Y la casa se volvió a quedar callada. Mi tía trajo la escoba y la fregona, y se puso a recoger los desperfectos, llorando. Mi tío salió detrás de ellos para intentar que volvieran a casa. Pero eso no pasó.
         Y, efectivamente, rara vez volvimos a ver a Casimira; solo supimos que seguía viviendo en el piso de al lado porque seguíamos escuchando, algunas noches, los golpes del cabecero de su cama haciendo ruido en la pared que separaba su dormitorio del mío.
         Pero el incidente no tuvo consecuencias negativas en el trabajo de mi tío Antonio. Al cabo de los días descubrí que el señor Morales era su jefe y que éste quería que se encontrara bien en su presencia porque se estaba sorteando un ascenso, y para el puesto mi tío tenía un rival directo.

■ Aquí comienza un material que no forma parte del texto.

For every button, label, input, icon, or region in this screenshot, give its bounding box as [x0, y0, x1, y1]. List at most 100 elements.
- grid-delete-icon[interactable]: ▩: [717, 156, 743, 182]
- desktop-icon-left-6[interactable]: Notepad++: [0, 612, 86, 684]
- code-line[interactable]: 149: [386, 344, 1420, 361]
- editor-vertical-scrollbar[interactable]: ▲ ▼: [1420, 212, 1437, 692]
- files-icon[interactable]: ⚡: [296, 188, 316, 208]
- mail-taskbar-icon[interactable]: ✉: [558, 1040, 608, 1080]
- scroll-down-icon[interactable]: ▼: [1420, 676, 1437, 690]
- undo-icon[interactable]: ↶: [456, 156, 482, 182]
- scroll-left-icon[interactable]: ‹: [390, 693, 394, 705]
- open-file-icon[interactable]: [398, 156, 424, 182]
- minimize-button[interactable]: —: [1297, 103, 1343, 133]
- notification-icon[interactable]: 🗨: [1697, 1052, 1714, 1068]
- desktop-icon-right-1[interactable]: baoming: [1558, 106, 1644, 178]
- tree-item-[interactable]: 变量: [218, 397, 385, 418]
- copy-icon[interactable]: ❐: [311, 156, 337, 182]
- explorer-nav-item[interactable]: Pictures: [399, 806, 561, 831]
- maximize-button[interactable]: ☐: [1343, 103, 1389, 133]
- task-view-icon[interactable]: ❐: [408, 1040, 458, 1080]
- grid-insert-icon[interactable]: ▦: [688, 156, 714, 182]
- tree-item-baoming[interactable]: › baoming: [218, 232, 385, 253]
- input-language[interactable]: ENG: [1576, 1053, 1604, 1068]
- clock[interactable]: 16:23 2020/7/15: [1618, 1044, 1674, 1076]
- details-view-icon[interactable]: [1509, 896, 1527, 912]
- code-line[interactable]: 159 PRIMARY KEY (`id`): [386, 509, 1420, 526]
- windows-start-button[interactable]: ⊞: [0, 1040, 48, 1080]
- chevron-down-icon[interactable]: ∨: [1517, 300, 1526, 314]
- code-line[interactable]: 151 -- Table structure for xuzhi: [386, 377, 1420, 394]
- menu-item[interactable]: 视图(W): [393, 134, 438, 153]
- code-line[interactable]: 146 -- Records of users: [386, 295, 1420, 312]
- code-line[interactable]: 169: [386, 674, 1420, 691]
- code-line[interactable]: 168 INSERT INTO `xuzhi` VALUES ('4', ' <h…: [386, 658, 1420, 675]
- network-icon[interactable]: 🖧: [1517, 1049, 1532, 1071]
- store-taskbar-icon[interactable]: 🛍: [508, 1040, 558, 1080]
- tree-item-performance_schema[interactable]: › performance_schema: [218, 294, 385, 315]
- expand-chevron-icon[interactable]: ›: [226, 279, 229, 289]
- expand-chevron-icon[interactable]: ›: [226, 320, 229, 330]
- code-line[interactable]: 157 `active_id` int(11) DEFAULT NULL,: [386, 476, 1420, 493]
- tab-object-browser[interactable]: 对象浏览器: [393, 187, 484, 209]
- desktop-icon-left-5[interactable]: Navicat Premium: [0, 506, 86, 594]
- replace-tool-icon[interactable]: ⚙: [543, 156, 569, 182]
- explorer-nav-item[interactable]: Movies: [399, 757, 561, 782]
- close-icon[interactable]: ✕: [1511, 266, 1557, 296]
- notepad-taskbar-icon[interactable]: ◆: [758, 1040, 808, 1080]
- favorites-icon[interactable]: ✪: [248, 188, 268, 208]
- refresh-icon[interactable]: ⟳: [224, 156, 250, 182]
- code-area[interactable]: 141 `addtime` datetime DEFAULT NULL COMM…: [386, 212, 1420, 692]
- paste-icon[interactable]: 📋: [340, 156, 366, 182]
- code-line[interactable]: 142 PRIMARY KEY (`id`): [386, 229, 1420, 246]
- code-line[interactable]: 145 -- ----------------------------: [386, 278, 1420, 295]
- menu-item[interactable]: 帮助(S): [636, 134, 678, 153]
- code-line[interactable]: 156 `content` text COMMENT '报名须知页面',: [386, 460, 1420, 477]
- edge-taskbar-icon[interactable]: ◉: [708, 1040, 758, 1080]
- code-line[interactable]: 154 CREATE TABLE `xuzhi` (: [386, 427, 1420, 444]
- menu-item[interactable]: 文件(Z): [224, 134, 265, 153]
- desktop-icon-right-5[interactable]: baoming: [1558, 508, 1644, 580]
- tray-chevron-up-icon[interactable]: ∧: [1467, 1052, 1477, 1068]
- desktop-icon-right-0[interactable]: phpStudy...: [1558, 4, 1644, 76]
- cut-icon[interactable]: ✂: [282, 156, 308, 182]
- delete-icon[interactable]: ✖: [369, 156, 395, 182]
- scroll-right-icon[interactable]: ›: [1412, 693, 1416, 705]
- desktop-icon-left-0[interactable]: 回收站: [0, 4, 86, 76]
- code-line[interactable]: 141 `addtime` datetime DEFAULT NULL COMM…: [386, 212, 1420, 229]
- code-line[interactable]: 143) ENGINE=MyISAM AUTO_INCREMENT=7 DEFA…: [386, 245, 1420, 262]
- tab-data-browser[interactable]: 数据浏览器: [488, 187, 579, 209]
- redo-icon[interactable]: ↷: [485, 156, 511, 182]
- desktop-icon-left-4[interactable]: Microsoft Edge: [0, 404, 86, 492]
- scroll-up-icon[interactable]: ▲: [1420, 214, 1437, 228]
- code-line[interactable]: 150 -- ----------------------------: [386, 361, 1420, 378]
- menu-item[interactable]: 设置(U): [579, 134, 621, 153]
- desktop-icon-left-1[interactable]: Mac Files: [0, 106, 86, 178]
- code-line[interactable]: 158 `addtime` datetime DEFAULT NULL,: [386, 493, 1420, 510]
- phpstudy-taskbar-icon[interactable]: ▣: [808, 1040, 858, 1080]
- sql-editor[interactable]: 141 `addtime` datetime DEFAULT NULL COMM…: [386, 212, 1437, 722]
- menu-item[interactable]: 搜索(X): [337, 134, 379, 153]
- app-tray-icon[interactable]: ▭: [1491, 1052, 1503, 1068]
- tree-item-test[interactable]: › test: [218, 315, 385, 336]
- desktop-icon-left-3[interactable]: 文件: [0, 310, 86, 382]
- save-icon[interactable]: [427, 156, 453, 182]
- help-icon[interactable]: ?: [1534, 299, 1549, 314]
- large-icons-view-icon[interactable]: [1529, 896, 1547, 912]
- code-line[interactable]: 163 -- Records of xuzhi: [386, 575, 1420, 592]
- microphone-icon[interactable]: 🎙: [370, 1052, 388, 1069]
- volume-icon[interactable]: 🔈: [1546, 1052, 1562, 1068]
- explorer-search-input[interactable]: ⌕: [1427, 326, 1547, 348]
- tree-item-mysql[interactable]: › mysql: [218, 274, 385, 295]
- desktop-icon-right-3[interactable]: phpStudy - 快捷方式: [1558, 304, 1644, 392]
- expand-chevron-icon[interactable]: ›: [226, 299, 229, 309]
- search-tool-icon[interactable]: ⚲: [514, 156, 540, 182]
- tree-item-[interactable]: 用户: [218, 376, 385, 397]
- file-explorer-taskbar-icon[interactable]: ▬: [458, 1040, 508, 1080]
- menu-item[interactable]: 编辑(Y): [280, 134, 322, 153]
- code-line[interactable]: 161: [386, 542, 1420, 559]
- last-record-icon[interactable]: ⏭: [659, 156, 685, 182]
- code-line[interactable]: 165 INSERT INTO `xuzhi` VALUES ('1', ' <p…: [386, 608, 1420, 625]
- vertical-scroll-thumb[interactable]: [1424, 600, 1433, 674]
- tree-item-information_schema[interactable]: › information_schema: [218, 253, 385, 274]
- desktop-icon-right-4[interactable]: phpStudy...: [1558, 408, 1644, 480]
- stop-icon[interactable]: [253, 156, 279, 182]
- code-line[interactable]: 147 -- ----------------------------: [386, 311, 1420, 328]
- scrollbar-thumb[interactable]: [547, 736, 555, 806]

Pero lo consiguió. Tres meses después, Antonio Fuentes era el flamante jefe de ventas de la empresa cosmética S.C.S.A., con despacho propio, 25 personas a su cargo y una suculenta subida de sueldo.
         Ya no tendría que viajar más, pero a cambio volvía a casa todos los días muy tarde. Llegaba con la cena preparada y enseguida se acostaba, cansado, sin ganas de más folclores. Mi tía y yo nos quedábamos viendo la televisión solas, con el volumen casi al mínimo. Como pasara una mosca, nos costaba oírla, pero  no queríamos perturbar su sueño porque tenía muy mal despertar.

         Con los nuevos honorarios, en pocos meses nos mudamos a un piso más grande, muy cerca del barrio, que me obligaba a coger el autobús para ir al instituto. La nueva casa ocupaba toda la planta del portal. Tenía cinco habitaciones, aunque viviéramos allí tres personas, de los cuales dos de ellas seguían compartiendo dormitorio. Podíamos disfrutar de dos cuartos de baño completos y un aseo. El salón era grandísimo, del que nacía una enorme terraza exterior que rodeaba toda la vivienda y donde pusieron césped artificial, con un cenador que cobijaba una mesa y sillas de madera rústicas.